Он ставил рюмки на стол. Замер на миг в согнутом состоянии, распрямился, подпрыгнув на протезе, и лицо у него из оживленного сделалось печальным.
— Серьезно аль нет? — спросил он.
— Да, серьезно.
— Ага… — Он двинул стулом и сел. — Ага…
Я тоже сел.
— А я к тебе привязался, — сказал он, не глядя на меня. Помолчал и добавил: — Жалко. В Москву решил, что ль?
Я усмехнулся — мне это показалось смешным: в Москву…
— Нет, — сказал я. — А куда… даже не знаю куда!.. На БАМ вон поеду.

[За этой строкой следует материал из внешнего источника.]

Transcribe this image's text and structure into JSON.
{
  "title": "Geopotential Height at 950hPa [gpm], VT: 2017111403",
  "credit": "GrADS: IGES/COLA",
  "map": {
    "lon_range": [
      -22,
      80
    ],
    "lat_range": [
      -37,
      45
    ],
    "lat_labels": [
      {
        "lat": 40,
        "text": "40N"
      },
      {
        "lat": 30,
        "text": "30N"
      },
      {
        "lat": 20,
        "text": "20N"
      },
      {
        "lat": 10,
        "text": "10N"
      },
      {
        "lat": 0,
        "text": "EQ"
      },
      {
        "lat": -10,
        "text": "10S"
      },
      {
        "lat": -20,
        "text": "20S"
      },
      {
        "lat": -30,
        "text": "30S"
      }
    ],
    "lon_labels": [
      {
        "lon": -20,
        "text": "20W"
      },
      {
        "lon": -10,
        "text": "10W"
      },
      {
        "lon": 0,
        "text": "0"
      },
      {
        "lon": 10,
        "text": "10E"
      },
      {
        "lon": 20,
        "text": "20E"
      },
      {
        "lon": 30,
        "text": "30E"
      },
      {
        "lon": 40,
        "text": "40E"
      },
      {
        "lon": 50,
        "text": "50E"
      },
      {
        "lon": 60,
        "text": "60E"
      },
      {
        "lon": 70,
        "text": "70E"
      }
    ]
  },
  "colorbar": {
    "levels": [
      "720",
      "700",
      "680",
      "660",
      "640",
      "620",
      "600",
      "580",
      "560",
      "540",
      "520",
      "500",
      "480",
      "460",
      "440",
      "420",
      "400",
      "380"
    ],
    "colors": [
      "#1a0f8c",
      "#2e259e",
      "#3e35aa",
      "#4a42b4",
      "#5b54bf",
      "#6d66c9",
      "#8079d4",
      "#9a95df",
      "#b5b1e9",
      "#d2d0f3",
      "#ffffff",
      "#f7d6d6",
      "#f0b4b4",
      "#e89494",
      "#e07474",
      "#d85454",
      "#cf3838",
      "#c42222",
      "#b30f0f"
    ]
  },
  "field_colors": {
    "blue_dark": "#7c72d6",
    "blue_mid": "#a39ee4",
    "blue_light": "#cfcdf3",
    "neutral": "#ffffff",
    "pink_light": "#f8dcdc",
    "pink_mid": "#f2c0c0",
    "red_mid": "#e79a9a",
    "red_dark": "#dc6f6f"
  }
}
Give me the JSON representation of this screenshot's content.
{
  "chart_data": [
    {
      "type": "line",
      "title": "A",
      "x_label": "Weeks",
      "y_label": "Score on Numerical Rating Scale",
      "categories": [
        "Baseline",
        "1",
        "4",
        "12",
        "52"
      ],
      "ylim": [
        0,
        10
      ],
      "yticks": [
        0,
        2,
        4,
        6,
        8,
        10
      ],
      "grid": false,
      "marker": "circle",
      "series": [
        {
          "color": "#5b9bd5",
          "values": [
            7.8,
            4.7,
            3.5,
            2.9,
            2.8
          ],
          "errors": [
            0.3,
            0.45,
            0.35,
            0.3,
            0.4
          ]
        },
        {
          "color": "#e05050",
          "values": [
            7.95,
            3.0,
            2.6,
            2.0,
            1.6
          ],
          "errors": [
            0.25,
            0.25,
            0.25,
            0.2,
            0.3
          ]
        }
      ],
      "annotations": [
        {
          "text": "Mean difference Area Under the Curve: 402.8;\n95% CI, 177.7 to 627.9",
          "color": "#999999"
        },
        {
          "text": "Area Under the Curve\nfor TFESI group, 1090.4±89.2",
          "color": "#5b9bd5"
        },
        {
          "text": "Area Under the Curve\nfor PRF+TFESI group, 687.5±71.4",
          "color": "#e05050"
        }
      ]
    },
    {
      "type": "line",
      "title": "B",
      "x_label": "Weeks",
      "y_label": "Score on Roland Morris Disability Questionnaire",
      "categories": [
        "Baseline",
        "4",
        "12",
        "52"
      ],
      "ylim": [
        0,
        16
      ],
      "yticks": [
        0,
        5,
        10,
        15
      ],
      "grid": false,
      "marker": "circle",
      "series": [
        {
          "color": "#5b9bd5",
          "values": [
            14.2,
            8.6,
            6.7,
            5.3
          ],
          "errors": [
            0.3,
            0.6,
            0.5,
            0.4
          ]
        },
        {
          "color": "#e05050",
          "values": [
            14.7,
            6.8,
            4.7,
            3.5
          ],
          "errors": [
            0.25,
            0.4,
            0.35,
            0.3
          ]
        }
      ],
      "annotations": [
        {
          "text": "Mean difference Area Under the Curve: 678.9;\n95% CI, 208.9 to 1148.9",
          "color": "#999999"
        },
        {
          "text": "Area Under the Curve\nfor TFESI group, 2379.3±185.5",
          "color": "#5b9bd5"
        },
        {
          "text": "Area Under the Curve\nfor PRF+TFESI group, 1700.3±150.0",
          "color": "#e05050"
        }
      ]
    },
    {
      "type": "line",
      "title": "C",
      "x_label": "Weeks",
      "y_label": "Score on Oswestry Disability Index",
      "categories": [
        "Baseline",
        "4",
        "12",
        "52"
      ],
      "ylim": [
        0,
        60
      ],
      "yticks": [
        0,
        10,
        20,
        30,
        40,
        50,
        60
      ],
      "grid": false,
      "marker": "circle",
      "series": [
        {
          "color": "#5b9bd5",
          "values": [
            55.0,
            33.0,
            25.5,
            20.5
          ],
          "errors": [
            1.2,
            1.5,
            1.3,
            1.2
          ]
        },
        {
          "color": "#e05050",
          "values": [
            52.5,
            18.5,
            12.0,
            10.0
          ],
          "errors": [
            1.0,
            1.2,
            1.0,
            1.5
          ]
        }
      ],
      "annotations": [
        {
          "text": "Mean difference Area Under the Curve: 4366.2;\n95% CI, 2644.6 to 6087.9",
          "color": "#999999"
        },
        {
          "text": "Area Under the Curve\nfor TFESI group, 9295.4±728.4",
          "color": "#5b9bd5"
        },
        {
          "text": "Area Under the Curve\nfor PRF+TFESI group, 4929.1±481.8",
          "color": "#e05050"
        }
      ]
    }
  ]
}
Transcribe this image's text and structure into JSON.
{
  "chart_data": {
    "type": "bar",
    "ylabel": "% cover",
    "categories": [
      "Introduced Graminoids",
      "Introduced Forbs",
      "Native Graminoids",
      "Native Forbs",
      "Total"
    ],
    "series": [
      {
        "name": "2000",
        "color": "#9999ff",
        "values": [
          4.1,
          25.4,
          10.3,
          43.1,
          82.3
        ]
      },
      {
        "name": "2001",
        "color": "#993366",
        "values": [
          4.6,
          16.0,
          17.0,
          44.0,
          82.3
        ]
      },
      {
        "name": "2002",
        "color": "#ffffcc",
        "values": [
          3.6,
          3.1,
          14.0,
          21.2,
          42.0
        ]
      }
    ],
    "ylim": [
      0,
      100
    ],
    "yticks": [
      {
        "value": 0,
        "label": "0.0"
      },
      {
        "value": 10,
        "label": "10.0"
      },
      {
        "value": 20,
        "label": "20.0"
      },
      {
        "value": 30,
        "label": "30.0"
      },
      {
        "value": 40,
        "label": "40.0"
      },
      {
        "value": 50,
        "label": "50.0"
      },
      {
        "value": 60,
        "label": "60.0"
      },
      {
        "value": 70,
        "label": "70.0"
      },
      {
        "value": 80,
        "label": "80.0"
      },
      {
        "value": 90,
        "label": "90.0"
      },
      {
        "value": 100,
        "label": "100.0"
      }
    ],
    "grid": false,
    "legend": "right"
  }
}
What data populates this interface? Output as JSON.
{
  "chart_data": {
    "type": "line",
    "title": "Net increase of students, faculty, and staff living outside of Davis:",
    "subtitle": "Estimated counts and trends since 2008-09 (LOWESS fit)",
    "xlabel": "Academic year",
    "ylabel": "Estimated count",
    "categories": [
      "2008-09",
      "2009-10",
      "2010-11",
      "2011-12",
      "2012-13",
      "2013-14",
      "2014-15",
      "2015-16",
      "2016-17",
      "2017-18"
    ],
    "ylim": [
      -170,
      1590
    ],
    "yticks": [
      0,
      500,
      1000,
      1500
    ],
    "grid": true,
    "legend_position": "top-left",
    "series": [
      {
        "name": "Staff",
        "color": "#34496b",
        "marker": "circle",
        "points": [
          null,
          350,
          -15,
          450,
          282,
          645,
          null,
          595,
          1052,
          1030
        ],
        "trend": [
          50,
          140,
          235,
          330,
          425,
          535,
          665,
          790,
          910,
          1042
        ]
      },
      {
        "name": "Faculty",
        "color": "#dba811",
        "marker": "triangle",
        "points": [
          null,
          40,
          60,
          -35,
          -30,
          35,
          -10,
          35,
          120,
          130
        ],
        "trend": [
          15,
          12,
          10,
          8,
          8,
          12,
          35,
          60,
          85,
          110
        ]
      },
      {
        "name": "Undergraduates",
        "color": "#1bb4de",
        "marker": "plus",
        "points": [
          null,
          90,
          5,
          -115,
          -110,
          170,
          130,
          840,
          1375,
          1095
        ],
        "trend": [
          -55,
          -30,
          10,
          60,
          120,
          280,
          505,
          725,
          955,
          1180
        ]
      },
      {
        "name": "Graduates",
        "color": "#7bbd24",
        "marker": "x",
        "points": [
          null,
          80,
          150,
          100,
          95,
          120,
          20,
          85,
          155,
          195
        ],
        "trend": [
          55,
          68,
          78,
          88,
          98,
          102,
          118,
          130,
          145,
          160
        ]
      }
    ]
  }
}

Давно по стройкам не шатался. Или не на БАМ… Поехать у нас, что ли, некуда.
— Ага, ага… — снова сказал Макар Петрович. Он отодрал фольгу с бутылки, налил в рюмки — мне полную, себе на четверть, — и, совершив это действо, облокотился о стол. — Шило у тебя в одном месте, а?
— Цыган, видать, какой-нибудь кровь подпортил. — Я взял свою рюмку и, качнув подбородком, предложил ему взять свою. — Я-а цыга-анский баро-он, я-а гоня-аю воро-он… Знаешь такую оперетточку?
— Слыхал. — Он взял рюмку, поглядел ее зачем-то на свет и, все так же не глядя на меня, вздохнул. — Ты не цыган, Виталь Игнатыч, — сказал он, — ты шалопут. Ты шалопут, вот ты кто.
— Это что, вроде шалопая? Хулигана, значит? — спросил я.
— По мне, это без корней кто, — постукивая под столом деревяшкой, сказал он, обращая глаза ко мне. — Без корней родился и пускать их не умеет.